Bonazza Sarah, Bresee Lauren C, Kraft Timothy, Ross B Catherine, Dersch-Mills Deonne
Department of Pharmacy, Alberta Health Services, University of Calgary, Calgary, Alberta.
Department of Pharmacy, Alberta Health Services, University of Calgary, Calgary, Alberta ; Department of Community Health Sciences, University of Calgary, Calgary, Alberta.
J Pediatr Pharmacol Ther. 2016 Nov-Dec;21(6):486-493. doi: 10.5863/1551-6776-21.6.486.

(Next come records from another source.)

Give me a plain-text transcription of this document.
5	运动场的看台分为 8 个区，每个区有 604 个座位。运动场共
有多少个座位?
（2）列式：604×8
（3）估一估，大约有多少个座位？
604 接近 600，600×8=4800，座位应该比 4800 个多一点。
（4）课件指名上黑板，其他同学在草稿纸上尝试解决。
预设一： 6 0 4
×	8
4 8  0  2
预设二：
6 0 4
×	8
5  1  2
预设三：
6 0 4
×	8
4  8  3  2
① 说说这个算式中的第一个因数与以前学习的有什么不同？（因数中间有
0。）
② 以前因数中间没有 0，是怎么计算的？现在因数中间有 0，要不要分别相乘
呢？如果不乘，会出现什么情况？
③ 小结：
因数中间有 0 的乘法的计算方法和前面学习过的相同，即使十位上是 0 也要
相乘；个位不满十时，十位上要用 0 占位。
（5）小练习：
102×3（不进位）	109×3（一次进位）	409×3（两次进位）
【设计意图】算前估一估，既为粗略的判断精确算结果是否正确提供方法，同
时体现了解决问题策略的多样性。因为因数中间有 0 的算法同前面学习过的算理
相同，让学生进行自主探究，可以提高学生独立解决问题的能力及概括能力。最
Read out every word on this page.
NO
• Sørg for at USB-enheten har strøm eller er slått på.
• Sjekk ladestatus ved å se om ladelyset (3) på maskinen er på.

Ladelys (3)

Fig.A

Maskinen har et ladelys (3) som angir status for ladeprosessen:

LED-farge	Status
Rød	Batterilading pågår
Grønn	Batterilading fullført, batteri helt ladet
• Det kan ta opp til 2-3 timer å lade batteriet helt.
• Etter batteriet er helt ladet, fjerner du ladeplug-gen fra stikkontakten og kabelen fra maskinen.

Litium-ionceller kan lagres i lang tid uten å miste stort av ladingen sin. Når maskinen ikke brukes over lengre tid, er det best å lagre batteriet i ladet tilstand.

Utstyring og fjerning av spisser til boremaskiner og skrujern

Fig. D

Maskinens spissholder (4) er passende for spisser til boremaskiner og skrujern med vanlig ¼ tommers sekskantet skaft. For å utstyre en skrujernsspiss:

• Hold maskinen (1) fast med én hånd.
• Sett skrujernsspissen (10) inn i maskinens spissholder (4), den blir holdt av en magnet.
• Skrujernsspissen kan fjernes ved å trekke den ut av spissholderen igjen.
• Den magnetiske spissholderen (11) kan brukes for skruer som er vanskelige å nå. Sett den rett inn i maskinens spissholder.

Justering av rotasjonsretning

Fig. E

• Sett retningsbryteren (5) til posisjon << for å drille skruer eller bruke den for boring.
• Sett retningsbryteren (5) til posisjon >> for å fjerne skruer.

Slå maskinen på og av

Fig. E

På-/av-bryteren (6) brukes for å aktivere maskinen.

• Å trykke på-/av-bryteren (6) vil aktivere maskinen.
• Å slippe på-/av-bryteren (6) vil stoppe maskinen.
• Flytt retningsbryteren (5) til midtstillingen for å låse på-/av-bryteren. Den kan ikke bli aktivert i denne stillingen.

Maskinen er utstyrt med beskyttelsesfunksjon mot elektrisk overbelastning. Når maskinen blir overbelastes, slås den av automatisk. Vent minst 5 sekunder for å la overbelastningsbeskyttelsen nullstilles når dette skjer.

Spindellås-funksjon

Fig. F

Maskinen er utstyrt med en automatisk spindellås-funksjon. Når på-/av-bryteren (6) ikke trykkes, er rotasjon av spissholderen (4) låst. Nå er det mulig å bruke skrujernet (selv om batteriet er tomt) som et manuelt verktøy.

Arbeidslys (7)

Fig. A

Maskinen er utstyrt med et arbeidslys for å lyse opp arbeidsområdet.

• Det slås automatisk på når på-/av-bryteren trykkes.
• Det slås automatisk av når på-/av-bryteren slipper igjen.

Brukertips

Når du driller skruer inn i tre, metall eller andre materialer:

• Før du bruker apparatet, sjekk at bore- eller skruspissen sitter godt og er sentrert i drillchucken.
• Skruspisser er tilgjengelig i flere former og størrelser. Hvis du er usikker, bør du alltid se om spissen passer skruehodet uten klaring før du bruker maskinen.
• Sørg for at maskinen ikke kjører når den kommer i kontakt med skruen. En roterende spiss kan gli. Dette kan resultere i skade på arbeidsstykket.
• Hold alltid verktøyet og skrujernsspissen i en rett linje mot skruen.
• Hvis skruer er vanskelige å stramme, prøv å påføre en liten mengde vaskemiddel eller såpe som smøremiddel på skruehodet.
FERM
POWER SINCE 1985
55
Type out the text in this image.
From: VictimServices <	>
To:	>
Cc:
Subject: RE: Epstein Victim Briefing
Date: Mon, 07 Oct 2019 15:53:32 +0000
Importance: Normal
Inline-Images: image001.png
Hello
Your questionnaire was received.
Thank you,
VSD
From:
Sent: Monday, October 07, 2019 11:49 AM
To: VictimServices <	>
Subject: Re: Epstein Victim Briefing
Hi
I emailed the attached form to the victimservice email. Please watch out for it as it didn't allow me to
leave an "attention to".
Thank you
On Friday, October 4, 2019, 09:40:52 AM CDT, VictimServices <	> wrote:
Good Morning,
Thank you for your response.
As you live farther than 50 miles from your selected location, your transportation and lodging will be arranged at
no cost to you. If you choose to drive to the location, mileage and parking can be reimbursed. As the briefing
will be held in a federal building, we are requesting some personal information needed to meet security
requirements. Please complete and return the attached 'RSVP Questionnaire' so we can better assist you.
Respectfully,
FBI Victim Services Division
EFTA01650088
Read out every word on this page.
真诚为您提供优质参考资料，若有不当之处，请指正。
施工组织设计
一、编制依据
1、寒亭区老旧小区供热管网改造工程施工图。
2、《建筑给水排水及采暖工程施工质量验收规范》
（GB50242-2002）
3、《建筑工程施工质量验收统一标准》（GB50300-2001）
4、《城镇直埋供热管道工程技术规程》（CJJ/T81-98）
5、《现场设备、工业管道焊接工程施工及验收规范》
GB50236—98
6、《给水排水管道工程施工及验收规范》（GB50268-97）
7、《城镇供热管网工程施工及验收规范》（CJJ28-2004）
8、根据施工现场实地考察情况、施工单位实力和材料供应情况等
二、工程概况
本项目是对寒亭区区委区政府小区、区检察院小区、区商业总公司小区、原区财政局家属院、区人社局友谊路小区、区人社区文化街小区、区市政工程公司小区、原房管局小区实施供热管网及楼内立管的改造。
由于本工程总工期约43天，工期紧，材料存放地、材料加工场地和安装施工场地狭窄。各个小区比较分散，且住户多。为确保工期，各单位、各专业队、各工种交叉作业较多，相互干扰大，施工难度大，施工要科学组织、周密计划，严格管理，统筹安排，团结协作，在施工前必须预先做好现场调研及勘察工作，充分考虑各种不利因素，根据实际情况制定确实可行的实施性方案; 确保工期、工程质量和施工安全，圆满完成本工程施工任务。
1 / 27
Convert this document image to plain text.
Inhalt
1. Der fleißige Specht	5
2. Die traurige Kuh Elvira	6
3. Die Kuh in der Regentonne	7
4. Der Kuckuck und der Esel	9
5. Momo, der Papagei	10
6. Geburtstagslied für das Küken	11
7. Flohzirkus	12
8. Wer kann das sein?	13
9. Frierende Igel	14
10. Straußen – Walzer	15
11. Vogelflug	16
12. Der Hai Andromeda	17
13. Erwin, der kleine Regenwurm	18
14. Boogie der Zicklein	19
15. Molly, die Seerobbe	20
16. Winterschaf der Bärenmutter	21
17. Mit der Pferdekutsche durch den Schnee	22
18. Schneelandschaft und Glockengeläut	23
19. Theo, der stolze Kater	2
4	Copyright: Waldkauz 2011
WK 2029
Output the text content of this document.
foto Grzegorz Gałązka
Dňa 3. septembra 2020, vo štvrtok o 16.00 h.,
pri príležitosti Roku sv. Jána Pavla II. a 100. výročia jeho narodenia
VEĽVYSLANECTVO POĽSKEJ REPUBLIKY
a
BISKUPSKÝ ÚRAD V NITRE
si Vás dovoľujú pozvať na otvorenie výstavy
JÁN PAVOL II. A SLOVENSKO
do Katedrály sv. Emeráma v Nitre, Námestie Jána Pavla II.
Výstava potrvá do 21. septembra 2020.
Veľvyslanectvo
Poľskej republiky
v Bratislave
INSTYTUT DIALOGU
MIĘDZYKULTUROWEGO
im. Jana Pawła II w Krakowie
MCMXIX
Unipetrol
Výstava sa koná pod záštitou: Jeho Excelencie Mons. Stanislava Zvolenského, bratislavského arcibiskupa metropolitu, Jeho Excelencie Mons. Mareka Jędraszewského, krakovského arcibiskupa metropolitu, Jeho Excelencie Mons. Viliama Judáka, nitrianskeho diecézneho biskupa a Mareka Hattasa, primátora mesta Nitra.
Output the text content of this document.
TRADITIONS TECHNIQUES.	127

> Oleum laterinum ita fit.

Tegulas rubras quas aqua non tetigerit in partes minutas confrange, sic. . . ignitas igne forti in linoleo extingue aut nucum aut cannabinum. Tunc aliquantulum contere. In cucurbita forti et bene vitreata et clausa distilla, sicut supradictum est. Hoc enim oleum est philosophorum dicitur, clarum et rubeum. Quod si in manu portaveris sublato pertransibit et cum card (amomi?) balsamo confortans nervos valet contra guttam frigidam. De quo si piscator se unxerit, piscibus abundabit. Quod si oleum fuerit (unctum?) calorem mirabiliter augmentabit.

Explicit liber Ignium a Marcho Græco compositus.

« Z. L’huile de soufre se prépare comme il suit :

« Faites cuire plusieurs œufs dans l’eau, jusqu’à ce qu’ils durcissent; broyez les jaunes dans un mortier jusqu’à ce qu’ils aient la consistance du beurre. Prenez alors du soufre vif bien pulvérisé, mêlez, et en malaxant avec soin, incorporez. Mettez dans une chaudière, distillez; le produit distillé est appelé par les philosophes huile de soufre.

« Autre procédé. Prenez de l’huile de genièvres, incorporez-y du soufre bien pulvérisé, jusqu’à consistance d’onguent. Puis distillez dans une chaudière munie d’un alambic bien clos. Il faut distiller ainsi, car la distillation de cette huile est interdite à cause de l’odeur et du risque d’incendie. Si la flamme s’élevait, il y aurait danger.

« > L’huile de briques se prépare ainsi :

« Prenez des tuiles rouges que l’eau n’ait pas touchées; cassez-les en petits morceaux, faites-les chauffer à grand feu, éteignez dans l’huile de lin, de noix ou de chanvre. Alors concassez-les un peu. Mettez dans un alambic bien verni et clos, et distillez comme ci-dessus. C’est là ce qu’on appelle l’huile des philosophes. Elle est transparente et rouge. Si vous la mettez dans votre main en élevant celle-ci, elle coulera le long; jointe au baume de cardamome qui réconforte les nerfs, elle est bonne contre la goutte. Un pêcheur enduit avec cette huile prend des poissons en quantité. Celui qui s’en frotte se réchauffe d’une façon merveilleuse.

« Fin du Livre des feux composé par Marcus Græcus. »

Published information evaluating frequency of and risk factors for vancomycin-induced acute kidney injury (AKI) in the pediatric intensive care unit (PICU) population is conflicting. The primary objective was to describe the proportion of our PICU patients who developed AKI with intravenous (IV) vancomycin. The secondary objective was to describe the associated potential risk factors. Pediatric patients (0-18 years) who received their first IV vancomycin dose in the PICU were evaluated in this retrospective chart review. AKI was defined based on Pediatric-Modified RIFLE (pRIFLE) criteria. Patient demographics, vancomycin trough concentrations, concomitant nephrotoxins, and estimated creatinine clearance changes were analyzed. Of 265 patients included, the primary outcome of AKI (defined by meeting any pRIFLE criteria) occurred in 62 (23.4%) patients (48 category R, 11 category I, 3 category F). Patients who received vancomycin treatment for = 5 days were more likely to develop AKI (unadjusted odds ratio [uOR]: 2.52; 95% confidence interval [CI]: 1.11-5.73), as were patients with a maximum vancomycin trough level = 20 mg/L (OR: 2.99; 95% CI: 1.54-5.78) and patients on 1 (uOR: 2.29; 95% CI: 1.12-4.66) or more concurrent nephrotoxin (uOR: 3.11; 95% CI: 1.43-6.77). Among nephrotoxins, patients receiving furosemide concomitantly with vancomycin were more likely to develop AKI (uOR: 3.47; 95% CI: 1.92-6.27). After adjustment, only furosemide was a significant predictor of risk of AKI/AKI (adjusted OR: 3.52; 95% CI: 1.88-6.62). The study was limited by its retrospective and observational design, and confounding variables. Patients who were receiving vancomycin with concurrent furosemide were at highest risk of developing AKI.
已发表的评估儿科重症监护病房(PICU)人群中万古霉素诱导的急性肾损伤(AKI)的发生率及危险因素的信息存在矛盾。主要目的是描述在我们的PICU中接受静脉注射(IV)万古霉素治疗并发生AKI的患者比例。次要目的是描述相关的潜在危险因素。在这项回顾性图表审查中,对在PICU接受首次IV万古霉素剂量的儿科患者(0至18岁)进行了评估。AKI根据儿科改良RIFLE(pRIFLE)标准进行定义。分析了患者的人口统计学特征、万古霉素谷浓度、同时使用的肾毒素以及估计的肌酐清除率变化。在纳入的265例患者中,62例(23.4%)患者出现了AKI的主要结局(根据任何pRIFLE标准定义)(48例为R级,11例为I级,3例为F级)。接受万古霉素治疗≥5天的患者更有可能发生AKI(未调整优势比[uOR]:2.52;95%置信区间[CI]:1.11 - 5.73),万古霉素谷浓度最高≥20 mg/L的患者(OR:2.99;95% CI:1.54 - 5.78)以及同时使用1种(uOR:2.29;95% CI:1.12 - 4.66)或更多种肾毒素的患者(uOR:3.11;95% CI:1.43 - 6.77)也是如此。在肾毒素中,同时接受速尿和万古霉素治疗的患者更有可能发生AKI(uOR:3.47;95% CI:1.92 - 6.27)。调整后,只有速尿是AKI风险的显著预测因素(调整后OR:3.52;95% CI:1.88 - 6.62)。该研究受其回顾性和观察性设计以及混杂变量的限制。同时接受万古霉素和速尿治疗的患者发生AKI的风险最高。